PHOTO CAPORAL-CHEF DUCHESNE-BEAULIEU, FOURNIE PAR LES FORCES ARMÉES CANADIENNES

Le soldat Calixte, fantassin du Royal Montreal Regiment participe à l’exercice XERUS ENDURCI, sur l’île Sainte-Thérèse dans la région de Montréal, le 29 octobre 2022.

Fort bien. Mais les Forces ont obtenu une masse critique élevée de répondants. En effet, 80 % des membres des FAC ont rempli la partie du questionnaire où ils s’auto-identifient comme Autochtones, membres des minorités visibles et personnes avec un handicap. Et de ceux-ci, 98,2 % ont répondu aux sous-questions relatives à leur groupe d’appartenance.

Les choix de réponses à la sous-question « Décrivez votre minorité visible ou origine » étaient : Noir, Chinois, Philippin, Japonais, Coréen, Asiatique du Sud/Indien de l’Est, Asiatique du Sud-Est, Asiatique de l’Ouest non blanc, Latino-Américain non blanc, Personne d’origine mixte et Autre minorité visible.
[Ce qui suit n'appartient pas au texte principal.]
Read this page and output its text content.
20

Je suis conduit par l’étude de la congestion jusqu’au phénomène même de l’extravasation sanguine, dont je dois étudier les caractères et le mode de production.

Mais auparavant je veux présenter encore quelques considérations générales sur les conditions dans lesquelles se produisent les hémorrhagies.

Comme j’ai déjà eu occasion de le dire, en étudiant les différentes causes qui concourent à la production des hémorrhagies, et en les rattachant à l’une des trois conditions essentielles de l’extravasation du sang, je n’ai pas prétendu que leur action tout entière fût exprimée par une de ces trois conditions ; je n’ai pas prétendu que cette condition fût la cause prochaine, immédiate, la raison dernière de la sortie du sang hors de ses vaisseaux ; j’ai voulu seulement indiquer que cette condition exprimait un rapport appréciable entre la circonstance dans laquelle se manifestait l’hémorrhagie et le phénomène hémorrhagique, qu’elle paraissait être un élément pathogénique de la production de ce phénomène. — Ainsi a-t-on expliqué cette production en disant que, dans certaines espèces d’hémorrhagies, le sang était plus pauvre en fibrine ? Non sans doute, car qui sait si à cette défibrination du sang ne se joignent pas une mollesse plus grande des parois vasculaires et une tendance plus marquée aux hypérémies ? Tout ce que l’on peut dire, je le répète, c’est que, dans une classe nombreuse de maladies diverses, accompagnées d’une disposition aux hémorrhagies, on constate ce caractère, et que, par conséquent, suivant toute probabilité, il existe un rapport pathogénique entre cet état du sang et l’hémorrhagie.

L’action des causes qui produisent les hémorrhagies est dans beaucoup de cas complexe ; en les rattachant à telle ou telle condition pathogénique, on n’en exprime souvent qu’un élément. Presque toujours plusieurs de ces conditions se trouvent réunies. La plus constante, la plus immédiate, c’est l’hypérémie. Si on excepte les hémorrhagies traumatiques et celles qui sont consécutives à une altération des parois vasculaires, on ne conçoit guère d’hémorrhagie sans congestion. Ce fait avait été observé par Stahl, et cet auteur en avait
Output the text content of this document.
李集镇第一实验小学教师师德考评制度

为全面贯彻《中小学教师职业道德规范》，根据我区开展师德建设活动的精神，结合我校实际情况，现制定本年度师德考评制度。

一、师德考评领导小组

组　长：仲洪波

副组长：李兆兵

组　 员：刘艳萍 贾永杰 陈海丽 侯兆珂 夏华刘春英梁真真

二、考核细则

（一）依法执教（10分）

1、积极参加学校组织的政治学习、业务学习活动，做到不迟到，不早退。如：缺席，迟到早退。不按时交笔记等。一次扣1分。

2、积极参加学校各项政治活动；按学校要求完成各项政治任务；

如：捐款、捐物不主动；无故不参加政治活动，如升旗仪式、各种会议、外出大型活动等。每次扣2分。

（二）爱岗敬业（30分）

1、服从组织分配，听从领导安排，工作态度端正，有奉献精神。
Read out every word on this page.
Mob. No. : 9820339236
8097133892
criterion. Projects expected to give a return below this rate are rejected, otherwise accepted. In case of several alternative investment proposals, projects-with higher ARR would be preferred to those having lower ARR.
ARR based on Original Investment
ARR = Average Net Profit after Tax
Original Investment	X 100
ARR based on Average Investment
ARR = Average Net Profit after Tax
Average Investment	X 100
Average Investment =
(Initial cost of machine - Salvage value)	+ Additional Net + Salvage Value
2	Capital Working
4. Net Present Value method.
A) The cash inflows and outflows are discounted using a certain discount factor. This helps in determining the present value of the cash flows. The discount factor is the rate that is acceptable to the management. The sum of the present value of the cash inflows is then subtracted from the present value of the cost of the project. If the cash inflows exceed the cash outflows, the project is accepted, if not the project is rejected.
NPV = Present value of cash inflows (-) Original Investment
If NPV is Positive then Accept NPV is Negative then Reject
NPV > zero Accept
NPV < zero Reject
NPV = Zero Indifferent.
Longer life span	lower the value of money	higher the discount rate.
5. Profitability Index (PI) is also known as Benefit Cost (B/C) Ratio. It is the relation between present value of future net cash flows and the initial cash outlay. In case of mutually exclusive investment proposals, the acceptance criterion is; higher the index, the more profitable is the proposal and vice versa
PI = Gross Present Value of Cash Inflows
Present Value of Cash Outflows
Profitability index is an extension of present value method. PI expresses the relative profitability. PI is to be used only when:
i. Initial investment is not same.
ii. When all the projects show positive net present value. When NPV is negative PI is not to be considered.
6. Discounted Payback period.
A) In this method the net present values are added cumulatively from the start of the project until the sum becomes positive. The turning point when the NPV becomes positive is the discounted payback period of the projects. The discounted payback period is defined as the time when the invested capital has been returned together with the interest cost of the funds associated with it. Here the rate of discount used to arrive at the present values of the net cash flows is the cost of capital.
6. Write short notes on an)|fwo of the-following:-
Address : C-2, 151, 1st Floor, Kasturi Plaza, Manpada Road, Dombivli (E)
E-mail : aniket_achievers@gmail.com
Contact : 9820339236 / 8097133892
À quoi servent ces données sur les groupes racisés, si elles ne sont pas ouvertement communiquées ? « Elles peuvent être utilisées à des fins de recherche interne des FAC pour aider à éclairer les futures politiques des FAC liées aux programmes d’équité en matière d’emploi », répond Andrée-Anne Poulin des relations médias des Forces.

Loin de la réalité canadienne

Le fait que 11,1 % des membres des FAC soient issus des minorités visibles est proche de l’objectif recherché, soit 11,8 % d’ici 2026. De plus, la représentativité des minorités visibles a grimpé d’un point, de 10,1 % à 11,1 %, en un an.

« Nous prévoyons qu’à mesure que la représentation globale des minorités visibles augmentera dans les FAC, le nombre total de membres noirs augmentera également », croit-on.

PHOTO FOURNIE PAR LES FORCES ARMÉES CANADIENNES

Une membre de la Marine royale canadienne pilotant un drone, l’an dernier.

On est cependant loin de la réalité canadienne, note Grace Scoppio, professeure titulaire en études de la défense au Collège militaire royal du Canada et au département d’études politiques de l’Université Queens.

Dans l’ensemble de la population canadienne, les minorités visibles représentent le double de ces chiffres et ça va en augmentant.

Grace Scoppio, professeure titulaire en études de la défense au Collège militaire royal du Canada

Par contre, le fait que les FAC ont annoncé, le 5 décembre 2022, ouvrir les rangs aux résidents permanents pourrait faire augmenter sensiblement le nombre de membres des minorités visibles, croit Mme Scoppio.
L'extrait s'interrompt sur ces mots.